Desidério Silva defendeu que a aposta deve ser numa oferta global de qualidade como fator diferenciador, que aposta na qualidade das infraestruturas e equipamentos, na formação, no melhoramento das acessibilidades, captação de investimentos, valorização dos produtos identitários da região, no trabalho em rede, na promoção, na valorização dos produtos estratégicos e naqueles que contribuem para diminuir a sazonalidade. Destacou a importância de «saber potenciar os prémios que temos recebido, bem como valorizar o clima e a segurança, fatores que nos diferenciam de outros destinos pela positiva».

Para o ano de 2014, segundo o presidente da RTA, «os indicadores são muito positivos», em especial no que diz respeito aos mercados «inglês e alemão».

No fundo, disse o responsável máximo pelo Turismo do Algarve, «queremos mais gente, mas mais receitas».

 

Expectativas, experiências e autenticidade

A questão das receitas e dos turistas que pagam e têm dinheiro para gastar foi uma tecla em que também bateu Rui Sá Fernandes, administrador e diretor geral da Sonel Hotels.

O responsável pelo grupo que detém quatro pequenas unidades hoteleiras de charme no concelho de Lagos, constituídas por 400 camas, foi o empresário convidado para dar o seu testemunho.
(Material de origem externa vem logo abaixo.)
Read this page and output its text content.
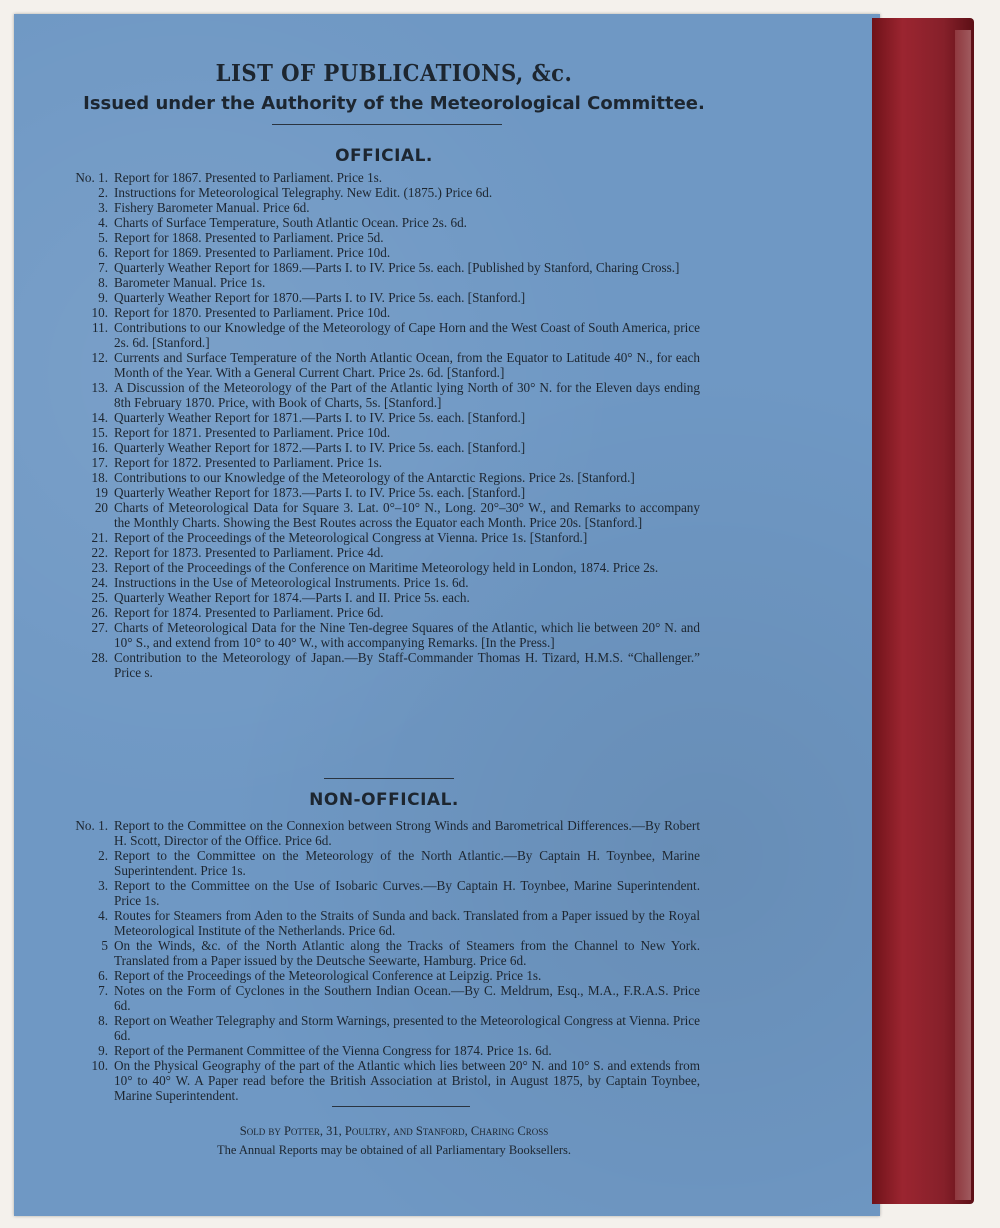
LIST OF PUBLICATIONS, &c.
Issued under the Authority of the Meteorological Committee.
OFFICIAL.
No. 1. Report for 1867. Presented to Parliament. Price 1s.
2. Instructions for Meteorological Telegraphy. New Edit. (1875.) Price 6d.
3. Fishery Barometer Manual. Price 6d.
4. Charts of Surface Temperature, South Atlantic Ocean. Price 2s. 6d.
5. Report for 1868. Presented to Parliament. Price 5d.
6. Report for 1869. Presented to Parliament. Price 10d.
7. Quarterly Weather Report for 1869.—Parts I. to IV. Price 5s. each. [Published by Stanford, Charing Cross.]
8. Barometer Manual. Price 1s.
9. Quarterly Weather Report for 1870.—Parts I. to IV. Price 5s. each. [Stanford.]
10. Report for 1870. Presented to Parliament. Price 10d.
11. Contributions to our Knowledge of the Meteorology of Cape Horn and the West Coast of South America, price 2s. 6d. [Stanford.]
12. Currents and Surface Temperature of the North Atlantic Ocean, from the Equator to Latitude 40° N., for each Month of the Year. With a General Current Chart. Price 2s. 6d. [Stanford.]
13. A Discussion of the Meteorology of the Part of the Atlantic lying North of 30° N. for the Eleven days ending 8th February 1870. Price, with Book of Charts, 5s. [Stanford.]
14. Quarterly Weather Report for 1871.—Parts I. to IV. Price 5s. each. [Stanford.]
15. Report for 1871. Presented to Parliament. Price 10d.
16. Quarterly Weather Report for 1872.—Parts I. to IV. Price 5s. each. [Stanford.]
17. Report for 1872. Presented to Parliament. Price 1s.
18. Contributions to our Knowledge of the Meteorology of the Antarctic Regions. Price 2s. [Stanford.]
19 Quarterly Weather Report for 1873.—Parts I. to IV. Price 5s. each. [Stanford.]
20 Charts of Meteorological Data for Square 3. Lat. 0°–10° N., Long. 20°–30° W., and Remarks to accompany the Monthly Charts. Showing the Best Routes across the Equator each Month. Price 20s. [Stanford.]
21. Report of the Proceedings of the Meteorological Congress at Vienna. Price 1s. [Stanford.]
22. Report for 1873. Presented to Parliament. Price 4d.
23. Report of the Proceedings of the Conference on Maritime Meteorology held in London, 1874. Price 2s.
24. Instructions in the Use of Meteorological Instruments. Price 1s. 6d.
25. Quarterly Weather Report for 1874.—Parts I. and II. Price 5s. each.
26. Report for 1874. Presented to Parliament. Price 6d.
27. Charts of Meteorological Data for the Nine Ten-degree Squares of the Atlantic, which lie between 20° N. and 10° S., and extend from 10° to 40° W., with accompanying Remarks. [In the Press.]
28. Contribution to the Meteorology of Japan.—By Staff-Commander Thomas H. Tizard, H.M.S. “Challenger.” Price s.
NON-OFFICIAL.
No. 1. Report to the Committee on the Connexion between Strong Winds and Barometrical Differences.—By Robert H. Scott, Director of the Office. Price 6d.
2. Report to the Committee on the Meteorology of the North Atlantic.—By Captain H. Toynbee, Marine Superintendent. Price 1s.
3. Report to the Committee on the Use of Isobaric Curves.—By Captain H. Toynbee, Marine Superintendent. Price 1s.
4. Routes for Steamers from Aden to the Straits of Sunda and back. Translated from a Paper issued by the Royal Meteorological Institute of the Netherlands. Price 6d.
5 On the Winds, &c. of the North Atlantic along the Tracks of Steamers from the Channel to New York. Translated from a Paper issued by the Deutsche Seewarte, Hamburg. Price 6d.
6. Report of the Proceedings of the Meteorological Conference at Leipzig. Price 1s.
7. Notes on the Form of Cyclones in the Southern Indian Ocean.—By C. Meldrum, Esq., M.A., F.R.A.S. Price 6d.
8. Report on Weather Telegraphy and Storm Warnings, presented to the Meteorological Congress at Vienna. Price 6d.
9. Report of the Permanent Committee of the Vienna Congress for 1874. Price 1s. 6d.
10. On the Physical Geography of the part of the Atlantic which lies between 20° N. and 10° S. and extends from 10° to 40° W. A Paper read before the British Association at Bristol, in August 1875, by Captain Toynbee, Marine Superintendent.
Sold by Potter, 31, Poultry, and Stanford, Charing Cross
The Annual Reports may be obtained of all Parliamentary Booksellers.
Rui Sá Fernandes afirmou que a sua aposta é diferente da hotelaria tradicional: «o meu objetivo passa pelo reposicionamento dos produtos, com destaque para a gastronomia portuguesa, atrair menos clientes mas que paguem mais, o foco está em vender ao preço certo – nisto somos inflexíveis».

O empresário sublinhou que as suas unidades hoteleiras trabalham sobretudo com o «mercado internacional», que garante 97% da ocupação, sendo os restantes 3% garantidos por portugueses e espanhóis. Dos estrangeiros, 80% são turistas alemães, seguindo-se os suíços, luxemburgueses, austríacos, holandeses e belgas. «O Algarve tem um potencial tremendo para o mercado alemão, mas não é explorado. Dos 80 milhões de turistas alemães, se captássemos 1% já seria muito bom para nós».

Por isso, defendeu, «temos que repensar a forma como vendemos os nossos produtos e dar valor ao que é autêntico, ao que nos distingue de outros mercados que também têm sol e mar». Rui Fernandes concluiu que o problema do Algarve não é a falta de promoção, mas que «é preciso tratar os clientes de acordo com as suas expectativas, fazer uma promoção mais direta, mais rigorosa e com feedback».

Desidério Silva também iria falar da questão das expectativas dos turistas, salientando que «os turistas de hoje querem experiências, querem sair daqui com uma imagem mais global do que é o Algarve».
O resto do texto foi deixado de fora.